I looked online for a hex viewer and started manually typing it in from the top. To be honest it seemed too tedious so I looked up what “{“ was in hex and searched through the image to get that as the starting point as we all know the flag format.
Private Investigator
I tried using the key to connect to the server.
Error 1 - The permissions were too much. So I made the permissions lesser.
chmod 400 id_rsa
Error 2 - Incorrect Format I read in a stack overflow thread about the new line needing to be added. I added the new line to the key and that logged me in where I got the flag.
Vencryption
For this I viewed the file which showed,
VimCrypt~03
This has to be a feature of vim to encrypt the file. I couldn’t even get my version of vim to use the -X the encryption option to work. Reinstalling vim worked by installing the full version. But to decrypt it I needed the password. I tried common ones like password,pass,password123,vencryption…. None worked. Then I learned of a brute forcing tool for vim decryption.
VimDecrypt
Using that with rockyou.txt I got the password: computer.
This then decrypted the file with the flag.
SCAVENGER HUNT
With a lot of these I used google tricks to find the answers, a lot of these I found the flag then the challenge. “hackerone” site:hackerone.com site:twitter.com site:linkedin.com along with “flag{“ gave me a lot of the flags.
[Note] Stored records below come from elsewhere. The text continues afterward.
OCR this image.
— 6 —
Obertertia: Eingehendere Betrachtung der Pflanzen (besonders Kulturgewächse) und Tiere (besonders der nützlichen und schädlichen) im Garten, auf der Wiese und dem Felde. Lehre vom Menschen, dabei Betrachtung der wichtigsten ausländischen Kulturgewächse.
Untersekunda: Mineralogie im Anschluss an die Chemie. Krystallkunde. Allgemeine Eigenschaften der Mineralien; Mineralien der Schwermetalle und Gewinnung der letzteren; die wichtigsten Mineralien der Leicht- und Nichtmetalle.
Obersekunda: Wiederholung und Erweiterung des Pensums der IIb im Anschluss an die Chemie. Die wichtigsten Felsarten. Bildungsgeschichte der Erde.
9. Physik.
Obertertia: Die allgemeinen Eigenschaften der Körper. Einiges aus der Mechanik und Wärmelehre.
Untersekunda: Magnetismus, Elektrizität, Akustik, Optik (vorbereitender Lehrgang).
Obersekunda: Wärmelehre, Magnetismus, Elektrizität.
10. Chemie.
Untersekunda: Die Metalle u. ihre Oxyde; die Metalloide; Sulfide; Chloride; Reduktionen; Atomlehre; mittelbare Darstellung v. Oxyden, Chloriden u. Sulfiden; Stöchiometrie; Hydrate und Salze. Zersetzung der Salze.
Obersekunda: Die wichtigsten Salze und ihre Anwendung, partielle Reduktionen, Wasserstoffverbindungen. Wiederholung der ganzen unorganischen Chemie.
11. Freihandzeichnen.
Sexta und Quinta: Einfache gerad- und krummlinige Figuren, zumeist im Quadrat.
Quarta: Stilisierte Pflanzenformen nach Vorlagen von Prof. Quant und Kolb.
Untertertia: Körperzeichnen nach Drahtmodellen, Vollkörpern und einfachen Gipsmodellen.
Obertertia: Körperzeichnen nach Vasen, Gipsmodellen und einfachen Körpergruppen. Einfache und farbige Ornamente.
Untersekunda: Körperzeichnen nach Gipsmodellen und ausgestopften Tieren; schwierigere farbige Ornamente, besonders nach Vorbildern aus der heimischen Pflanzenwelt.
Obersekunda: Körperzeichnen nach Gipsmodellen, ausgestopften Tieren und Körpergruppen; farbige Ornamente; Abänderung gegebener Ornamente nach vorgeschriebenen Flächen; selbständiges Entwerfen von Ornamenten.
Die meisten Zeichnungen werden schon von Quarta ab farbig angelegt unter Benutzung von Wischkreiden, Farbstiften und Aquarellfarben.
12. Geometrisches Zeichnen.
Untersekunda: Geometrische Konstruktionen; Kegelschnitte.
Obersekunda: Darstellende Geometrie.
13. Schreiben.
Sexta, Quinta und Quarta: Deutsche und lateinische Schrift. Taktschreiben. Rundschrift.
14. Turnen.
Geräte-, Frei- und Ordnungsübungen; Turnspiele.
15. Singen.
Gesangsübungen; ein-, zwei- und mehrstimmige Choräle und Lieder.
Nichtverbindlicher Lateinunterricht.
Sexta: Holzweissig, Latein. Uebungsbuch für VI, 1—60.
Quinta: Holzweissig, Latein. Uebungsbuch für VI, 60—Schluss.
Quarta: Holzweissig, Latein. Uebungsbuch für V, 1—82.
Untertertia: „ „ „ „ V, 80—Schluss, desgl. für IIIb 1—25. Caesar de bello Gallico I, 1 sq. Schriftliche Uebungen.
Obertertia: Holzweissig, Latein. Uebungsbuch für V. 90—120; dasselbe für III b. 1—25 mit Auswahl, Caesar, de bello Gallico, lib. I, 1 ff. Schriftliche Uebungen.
Two I found on github. “” implies on google to search for exact terms and the search must contain that text.
-
Domo Arigato - This revealed the song Domo Arigato Mr. Roboto. The prompt to the challenge had mister… That was robot. Hence the robots.txt file of hackerone.
-
TheFounding Fathers - The founders of hackerone had this flag on the bio of their twitter profiles. Twitter here
-
Million Dollar Jar of Mayo - Mayonaise hackerone profile He became a millionaire through bounties.
-
Like & Subscribe - Youtube hackerone bio.
-
One of us - Hackerone email alias
-
The Finn’ishing Move - The finnish ceo Marten Mickos of Hackerone. His twitter bio had it.
-
The Streamer - Twitch bio of hackerone.
-
The Chosen One - NYC2017MVH meant most valuable hacker @ziot. His hackerone profile had the flag in base 64.
-
Flag Not Found - Force a error 404 on hackerone to get the flag in the source code.
-
Hacker101 Discord - I must admit I did try !flag in the discord. It was in the bio of the IOT-Village channel under hactivitycon.
-
Send me a flag and I’ll double - Based on the twitter scam recently. Hackerone Twitter Bio.
-
Social Media Influencer - Hackerone Instagram Post
-
Hawaii Five-0 - I found this here and then saw it was the hawaii one.
-
Security Report Powered by Hackers - Hacker One 2020 report
-
Ride Share Disclosures - It had lift in the prompt meaning lyft. Got it here.
-
<a href=”in”> - LinkedIn hackerone.
-
Lights, Camera, Hacking! - The captions of this video had the flag in the middle of the video.
-
Find Me Treasure.xml - Got this here
-
_config.yml#35 - This one I found on Github
-
Pentesters Unite - Found this one hacker101
-
The Hacker101 - Log into hacker101 and go to the CTF tab. It’s there at the bottom.
-
Security@ - This was the Security@ conference on hackerone. It wasn’t visible you needed to ctrl+f to get it or use source code.